Les médias sont souvent dans une course assourdissante aux messages chocs, jusqu’à la caricature. Lorsqu’une grande chaîne de télévision interviewe des syndicalistes, au pied de la Tour Total à la Défense, à l’issue d’une négociation sociale, elle ne retient que les images et les interventions des opposants, jamais celles des acteurs du compromis réalisé. Ce genre de posture aboutit souvent à des contre-vérités : il n’y a pas de ‘printemps arabe’ comme il y a eu ‘un printemps de Prague’ mais une série de situations extrêmement différentes d’un pays à l’autre. Enfin, nous ne pouvons pas continuer à entretenir un rapport skyzophrénique à l’énergie en prétendant maintenir des prix suffisamment élevés pour exercer une pression sur les niveaux de consommation tout en aspirant à ce que les prix n’aient pas d’impact sur le pouvoir d’achat. En résumé, Christophe de Margerie considère que sa principale responsabilité, c’est de dire la vérité de sa perception des enjeux et de permettre ainsi le débat le plus avancé avec l’opinion.

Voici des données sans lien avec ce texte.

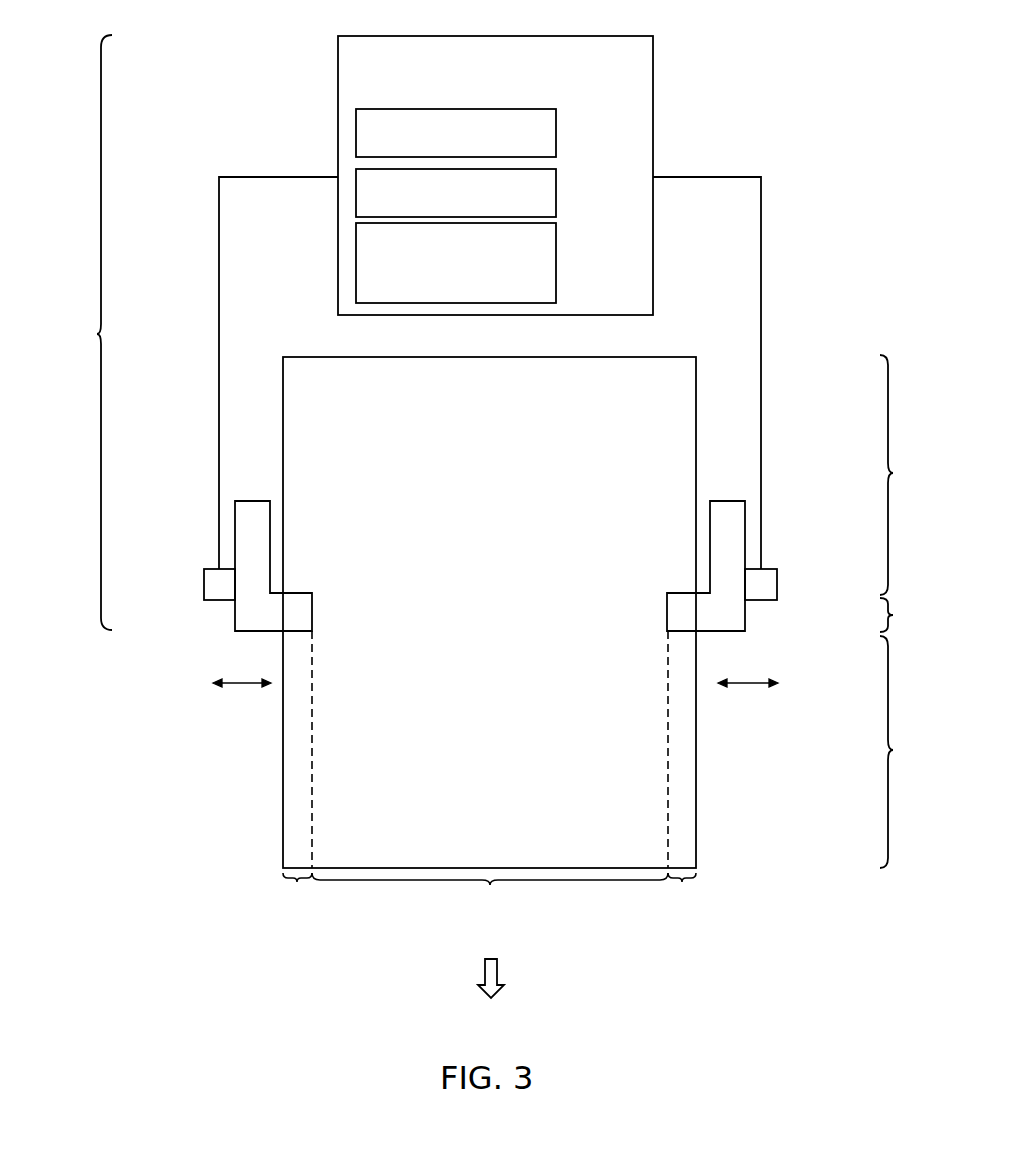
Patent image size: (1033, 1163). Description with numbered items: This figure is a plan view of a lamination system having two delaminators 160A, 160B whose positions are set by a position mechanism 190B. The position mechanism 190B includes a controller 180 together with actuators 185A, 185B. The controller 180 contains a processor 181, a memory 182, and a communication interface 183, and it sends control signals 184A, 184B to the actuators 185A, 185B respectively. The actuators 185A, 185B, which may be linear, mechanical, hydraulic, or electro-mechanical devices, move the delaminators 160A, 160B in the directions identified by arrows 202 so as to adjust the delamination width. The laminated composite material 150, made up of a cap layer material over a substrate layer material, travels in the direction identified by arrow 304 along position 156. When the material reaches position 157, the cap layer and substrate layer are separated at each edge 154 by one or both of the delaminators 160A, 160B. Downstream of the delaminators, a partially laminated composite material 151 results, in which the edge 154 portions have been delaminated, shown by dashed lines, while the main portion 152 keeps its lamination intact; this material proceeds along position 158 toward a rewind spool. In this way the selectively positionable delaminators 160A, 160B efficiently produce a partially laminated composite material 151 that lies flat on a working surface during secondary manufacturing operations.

The controller 180 is at (653, 65).
The processor 181 is at (556, 134).
The memory 182 is at (556, 193).
The communication interface 183 is at (556, 263).
The control signal 184A is at (245, 177).
The control signal 184B is at (761, 240).
The actuator 185A is at (204, 585).
The actuator 185B is at (777, 585).
The position mechanism 190B is at (71, 332).
The laminated composite material 150 is at (437, 482).
The partially laminated composite material 151 is at (498, 756).
The main portion 152 is at (490, 896).
The edge 154 is at (496, 896).
The position 156 is at (914, 475).
The position 157 is at (914, 615).
The position 158 is at (915, 752).
The delaminator 160A is at (250, 501).
The delaminator 160B is at (727, 501).
The arrows 202 is at (240, 683).
The arrow 304 is at (497, 969).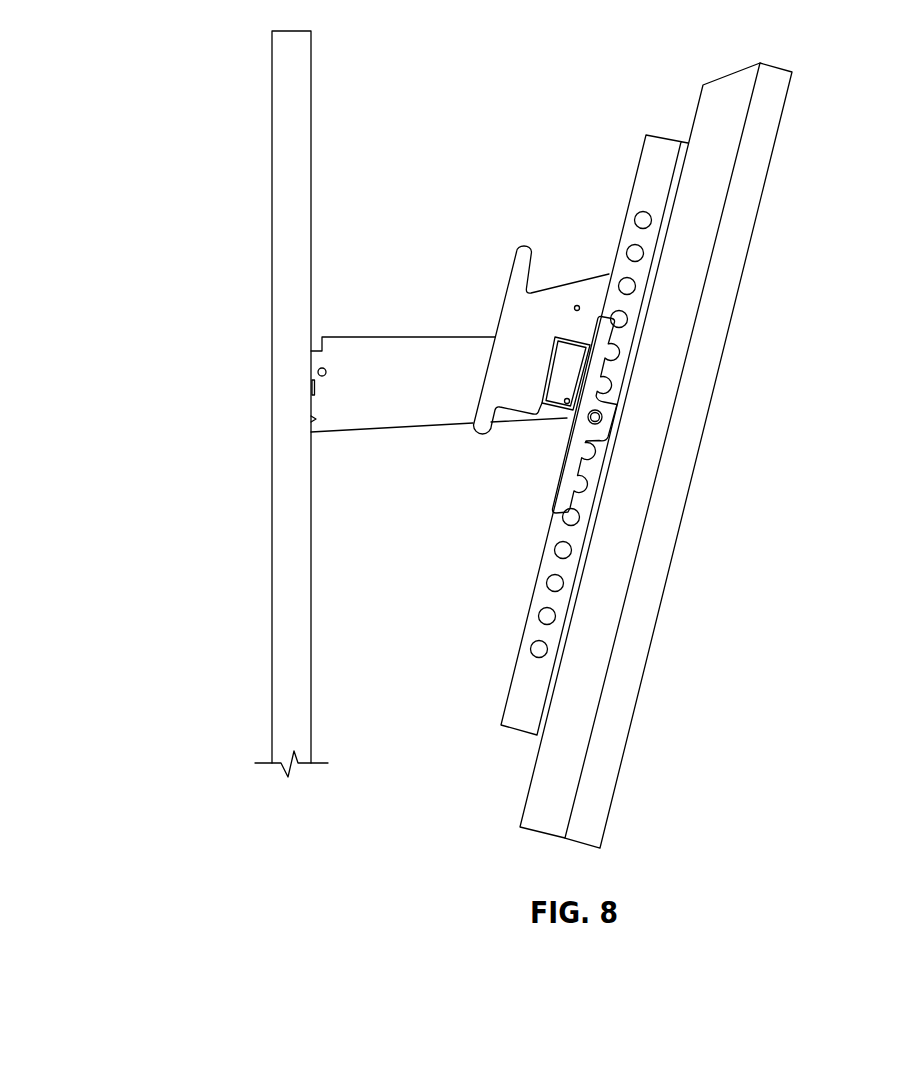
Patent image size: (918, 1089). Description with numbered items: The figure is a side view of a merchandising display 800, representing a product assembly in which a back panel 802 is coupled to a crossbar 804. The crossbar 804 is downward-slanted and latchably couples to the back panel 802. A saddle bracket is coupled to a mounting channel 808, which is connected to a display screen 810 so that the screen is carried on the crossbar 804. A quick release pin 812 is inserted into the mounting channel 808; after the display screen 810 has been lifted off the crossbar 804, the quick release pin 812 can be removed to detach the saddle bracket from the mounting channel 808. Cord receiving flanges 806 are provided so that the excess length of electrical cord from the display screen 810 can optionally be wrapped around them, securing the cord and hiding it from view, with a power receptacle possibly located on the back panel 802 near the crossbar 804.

The merchandising display 800 is at (102, 61).
The back panel 802 is at (272, 397).
The crossbar 804 is at (362, 431).
The cord receiving flanges 806 is at (519, 244).
The mounting channel 808 is at (501, 727).
The display screen 810 is at (690, 490).
The quick release pin 812 is at (588, 418).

L’énergie est à la racine de toutes les productions, y compris de l’eau,

« L’énergie, c’est la vie » énonce Christophe de Margerie. Non seulement l’énergie est à la racine de toutes les productions, y compris de l’eau, mais l’énergie doit aussi être considérée dans toutes ses formes pour quiconque souhaite sérieusement envisager l’avenir énergétique de l’humanité. Il y a trois grands ensembles énergétiques :
>les énergies fossiles que le sont le pétrole, le gaz et le charbon,
>les énergies renouvelables et
>l’énergie ‘inclassable’ – car ni fossile, ni renouvelable, c’est- à-dire le nucléaire.
Aujourd’hui, cet ensemble est insuffisant pour faire face à la demande mondiale. C’est la raison pour laquelle les prix augmentent. Face à ces tensions, la tentation des réponses rapides est à proscrire. Dans le cas de la biomasse par exemple, la consommation mondiale baissera, à hypothèses technologiques constantes, entre 2010 et 2030 du fait de l’urbanisation qui réduit le chauffage par le bois – seuls les biocarburants continueront de progresser. Des ruptures technologiques sont envisageables comme la biomasse chimique PLA. La R&D du Groupe Total y travaille en cohérence avec la position du Groupe qui consiste à ne pas investir sur la biomasse alimentaire.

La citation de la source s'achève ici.